When learning anything new, how often do you give up after the first try, or after the second or third? I remind my students that the American author, Ernest Hemingway was turned down either 50 or 100 times by publishers before he finally found someone to publish his now famous book, The Old Man and the Sea.

Where do you have that kind of determination? Whatever you are learning, approach it with the mindset that it will happen. When and how you may not know, but it will happen. Ask for help, and keep trying. You will see the way unfold before you.

If you or your child would like help getting started in piano, call us today about lessons.

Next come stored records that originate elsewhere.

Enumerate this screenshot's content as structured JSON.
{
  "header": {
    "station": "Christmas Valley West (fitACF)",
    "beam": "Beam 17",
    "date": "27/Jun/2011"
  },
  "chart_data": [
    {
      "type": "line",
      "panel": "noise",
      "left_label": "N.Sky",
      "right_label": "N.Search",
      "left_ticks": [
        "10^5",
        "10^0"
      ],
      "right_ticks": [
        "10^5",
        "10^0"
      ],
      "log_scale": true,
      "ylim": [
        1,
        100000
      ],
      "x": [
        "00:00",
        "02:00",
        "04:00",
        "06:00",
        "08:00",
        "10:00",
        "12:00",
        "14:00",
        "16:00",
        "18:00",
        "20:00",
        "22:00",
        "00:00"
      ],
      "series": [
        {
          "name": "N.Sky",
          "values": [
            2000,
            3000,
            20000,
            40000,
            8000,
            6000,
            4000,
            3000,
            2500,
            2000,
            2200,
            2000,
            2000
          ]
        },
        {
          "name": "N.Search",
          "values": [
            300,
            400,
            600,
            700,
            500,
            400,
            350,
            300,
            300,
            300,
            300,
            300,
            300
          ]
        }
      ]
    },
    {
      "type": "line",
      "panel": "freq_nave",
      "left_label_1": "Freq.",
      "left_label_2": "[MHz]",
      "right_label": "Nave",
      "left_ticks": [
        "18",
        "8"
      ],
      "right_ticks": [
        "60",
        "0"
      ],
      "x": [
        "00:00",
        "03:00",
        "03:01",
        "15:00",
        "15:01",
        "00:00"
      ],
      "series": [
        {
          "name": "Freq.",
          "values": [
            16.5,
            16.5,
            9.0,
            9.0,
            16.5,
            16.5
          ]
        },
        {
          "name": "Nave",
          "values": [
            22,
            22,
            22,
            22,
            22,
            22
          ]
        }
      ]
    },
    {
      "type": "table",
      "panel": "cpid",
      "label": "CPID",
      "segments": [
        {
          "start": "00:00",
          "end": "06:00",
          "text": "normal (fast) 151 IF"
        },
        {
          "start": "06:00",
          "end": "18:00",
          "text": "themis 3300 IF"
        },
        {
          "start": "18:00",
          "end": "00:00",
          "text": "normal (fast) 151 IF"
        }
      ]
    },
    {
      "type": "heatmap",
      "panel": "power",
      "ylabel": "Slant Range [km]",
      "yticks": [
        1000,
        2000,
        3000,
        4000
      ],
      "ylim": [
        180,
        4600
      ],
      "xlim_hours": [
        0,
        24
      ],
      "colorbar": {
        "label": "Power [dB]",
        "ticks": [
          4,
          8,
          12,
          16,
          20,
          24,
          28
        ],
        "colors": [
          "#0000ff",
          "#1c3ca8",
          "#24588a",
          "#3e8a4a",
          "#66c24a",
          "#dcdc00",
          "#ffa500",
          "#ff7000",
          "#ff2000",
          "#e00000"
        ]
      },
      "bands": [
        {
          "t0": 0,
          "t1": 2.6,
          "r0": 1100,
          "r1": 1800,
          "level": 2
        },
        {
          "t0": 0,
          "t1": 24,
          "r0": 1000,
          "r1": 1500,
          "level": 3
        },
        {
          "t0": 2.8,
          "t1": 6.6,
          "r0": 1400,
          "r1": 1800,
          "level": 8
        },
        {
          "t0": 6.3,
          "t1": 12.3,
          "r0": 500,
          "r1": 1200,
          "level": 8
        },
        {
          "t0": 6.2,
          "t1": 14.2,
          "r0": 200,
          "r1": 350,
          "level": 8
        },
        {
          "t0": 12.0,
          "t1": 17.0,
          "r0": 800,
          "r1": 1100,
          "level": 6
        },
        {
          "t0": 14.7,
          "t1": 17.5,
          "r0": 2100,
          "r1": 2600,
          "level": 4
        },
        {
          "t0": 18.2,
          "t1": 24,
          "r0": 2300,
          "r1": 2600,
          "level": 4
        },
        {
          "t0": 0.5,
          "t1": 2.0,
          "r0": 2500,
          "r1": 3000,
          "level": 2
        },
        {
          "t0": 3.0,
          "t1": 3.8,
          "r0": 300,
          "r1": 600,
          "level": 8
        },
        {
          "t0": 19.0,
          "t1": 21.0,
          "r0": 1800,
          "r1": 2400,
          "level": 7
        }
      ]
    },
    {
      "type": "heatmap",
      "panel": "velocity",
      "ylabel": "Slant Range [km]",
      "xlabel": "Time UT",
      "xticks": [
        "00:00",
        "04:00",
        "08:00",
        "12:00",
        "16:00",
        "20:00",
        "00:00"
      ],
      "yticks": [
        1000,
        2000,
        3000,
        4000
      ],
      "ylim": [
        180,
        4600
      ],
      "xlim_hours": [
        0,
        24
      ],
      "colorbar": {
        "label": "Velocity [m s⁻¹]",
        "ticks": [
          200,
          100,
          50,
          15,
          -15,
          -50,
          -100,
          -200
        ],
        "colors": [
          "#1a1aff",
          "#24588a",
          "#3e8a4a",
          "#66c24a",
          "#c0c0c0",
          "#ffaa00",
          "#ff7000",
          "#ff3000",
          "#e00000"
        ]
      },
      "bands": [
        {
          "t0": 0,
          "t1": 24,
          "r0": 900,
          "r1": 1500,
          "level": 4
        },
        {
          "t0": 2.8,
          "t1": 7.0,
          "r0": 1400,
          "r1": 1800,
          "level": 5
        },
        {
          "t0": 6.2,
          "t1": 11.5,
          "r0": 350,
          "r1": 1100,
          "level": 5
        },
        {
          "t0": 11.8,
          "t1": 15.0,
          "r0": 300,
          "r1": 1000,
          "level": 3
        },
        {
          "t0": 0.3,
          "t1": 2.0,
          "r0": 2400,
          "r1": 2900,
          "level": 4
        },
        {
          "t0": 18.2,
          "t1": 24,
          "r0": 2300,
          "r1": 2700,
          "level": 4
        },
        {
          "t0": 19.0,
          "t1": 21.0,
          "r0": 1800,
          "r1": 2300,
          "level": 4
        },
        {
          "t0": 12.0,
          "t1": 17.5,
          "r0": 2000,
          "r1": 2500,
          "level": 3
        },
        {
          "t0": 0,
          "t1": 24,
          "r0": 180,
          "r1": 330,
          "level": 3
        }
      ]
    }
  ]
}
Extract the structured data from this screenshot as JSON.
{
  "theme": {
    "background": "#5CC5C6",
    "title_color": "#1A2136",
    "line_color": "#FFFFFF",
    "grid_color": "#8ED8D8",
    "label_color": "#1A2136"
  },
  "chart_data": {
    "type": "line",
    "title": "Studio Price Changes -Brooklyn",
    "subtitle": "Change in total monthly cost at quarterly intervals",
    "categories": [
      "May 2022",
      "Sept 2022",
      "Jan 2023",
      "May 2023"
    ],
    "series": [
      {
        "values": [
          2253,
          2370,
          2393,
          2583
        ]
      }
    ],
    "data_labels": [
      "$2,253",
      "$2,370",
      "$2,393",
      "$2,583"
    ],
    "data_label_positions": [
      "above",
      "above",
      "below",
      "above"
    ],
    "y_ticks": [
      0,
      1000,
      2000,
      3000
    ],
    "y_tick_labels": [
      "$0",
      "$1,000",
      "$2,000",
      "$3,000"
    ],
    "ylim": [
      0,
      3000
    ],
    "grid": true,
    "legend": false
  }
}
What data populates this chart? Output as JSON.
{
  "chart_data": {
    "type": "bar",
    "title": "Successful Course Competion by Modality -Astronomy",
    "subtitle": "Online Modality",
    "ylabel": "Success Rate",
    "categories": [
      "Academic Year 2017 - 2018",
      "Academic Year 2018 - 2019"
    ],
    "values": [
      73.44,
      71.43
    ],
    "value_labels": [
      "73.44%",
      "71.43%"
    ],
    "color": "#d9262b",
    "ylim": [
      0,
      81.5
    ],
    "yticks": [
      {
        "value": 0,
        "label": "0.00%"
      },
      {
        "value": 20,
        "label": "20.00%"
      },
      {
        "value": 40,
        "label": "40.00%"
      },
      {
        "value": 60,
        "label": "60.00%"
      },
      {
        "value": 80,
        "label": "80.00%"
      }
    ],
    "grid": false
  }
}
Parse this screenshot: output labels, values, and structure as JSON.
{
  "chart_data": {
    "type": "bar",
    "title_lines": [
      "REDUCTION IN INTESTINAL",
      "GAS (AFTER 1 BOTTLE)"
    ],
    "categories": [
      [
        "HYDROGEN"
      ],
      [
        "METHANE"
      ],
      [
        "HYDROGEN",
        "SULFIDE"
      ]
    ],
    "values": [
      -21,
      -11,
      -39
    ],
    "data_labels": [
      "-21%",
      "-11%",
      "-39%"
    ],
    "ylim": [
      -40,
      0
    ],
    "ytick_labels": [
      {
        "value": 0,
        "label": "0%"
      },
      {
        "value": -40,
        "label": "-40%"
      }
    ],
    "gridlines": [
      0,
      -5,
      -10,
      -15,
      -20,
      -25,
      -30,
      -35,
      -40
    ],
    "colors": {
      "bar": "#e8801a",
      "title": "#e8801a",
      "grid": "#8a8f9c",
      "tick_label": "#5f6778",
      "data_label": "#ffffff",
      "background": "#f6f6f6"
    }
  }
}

Even Ballet Dancers Count Aloud

2015 has been the year of counting aloud. As I see my students develop musical independence from counting aloud, I increase my insistence with new students. Sure enough, they too begin developing their independence sooner than I ever thought possible.

In the midst of my ongoing mission to teach my students to be excellent counters, my enthusiasm rubbed off on my sister who happens to be a classical ballet teacher. She saw that in her class of 10 year-olds there were some dancers ahead of the music, others were behind and a few were right on it. In a moment of inspiration she had them all count aloud as they danced to the music.

What she noticed was that when they counted aloud, every single dancer was with the music. The dancers also became aware of when they were not with the music. When the counting aloud subsided, so did their ability to stay with the music. Because they were aware, they could correct themselves.

Counting aloud has a wonderful way of sharpening the focus and bringing awareness to dancers, as well as musicians. It is then that they can fully participate and become one with the music. Try it, whether you are learning to dance or learning to play a musical instrument. You might just be surprised at what you can do.

Transcending Right and Wrong

Do you recall being a student and always looking for the right answer to please the teacher? All of your effort was put towards finding the right answer. If you had the right answer, everything was good. If you had the wrong answer, you failed. Sound familiar?

In music lessons, there are only a few places where something is simply right or wrong. They are:

1. Notes
2. Rhythm

Music, however, is not found in notes and rhythm alone. It is found in the interpretation of those notes and rhythm, and that is where there is no one right answer.

As a student, it’s easy to get caught up in the notes and rhythm, and once you master them you think you’re done. Great musicians, however, take it a step further. Now that they can play the notes and rhythm with ease, they ask themselves, “What is the composer trying to say?” The articulation and dynamics come into play. Exactly how short is that staccato? Exactly how loud is that loud? When is it too much or not enough?

This is where it helps to be a human being with life experience. A rich life experience will give you more options on how to bring the music to life. Anyone can learn to play notes and rhythm, but it takes careful attention to detail, as well as experience in the full range of human emotion to bring a piece of music to life.

As a teacher, yes, I will correct students on notes and rhythm. However, when it comes to interpretation, I will show you how to go about deciding how to interpret a piece. There is no right or wrong answer, and oftentimes there are more questions than answers. This is the beauty of music. It is so much more than right and wrong. It is the audible expression of the full human experience, and what it means to be alive.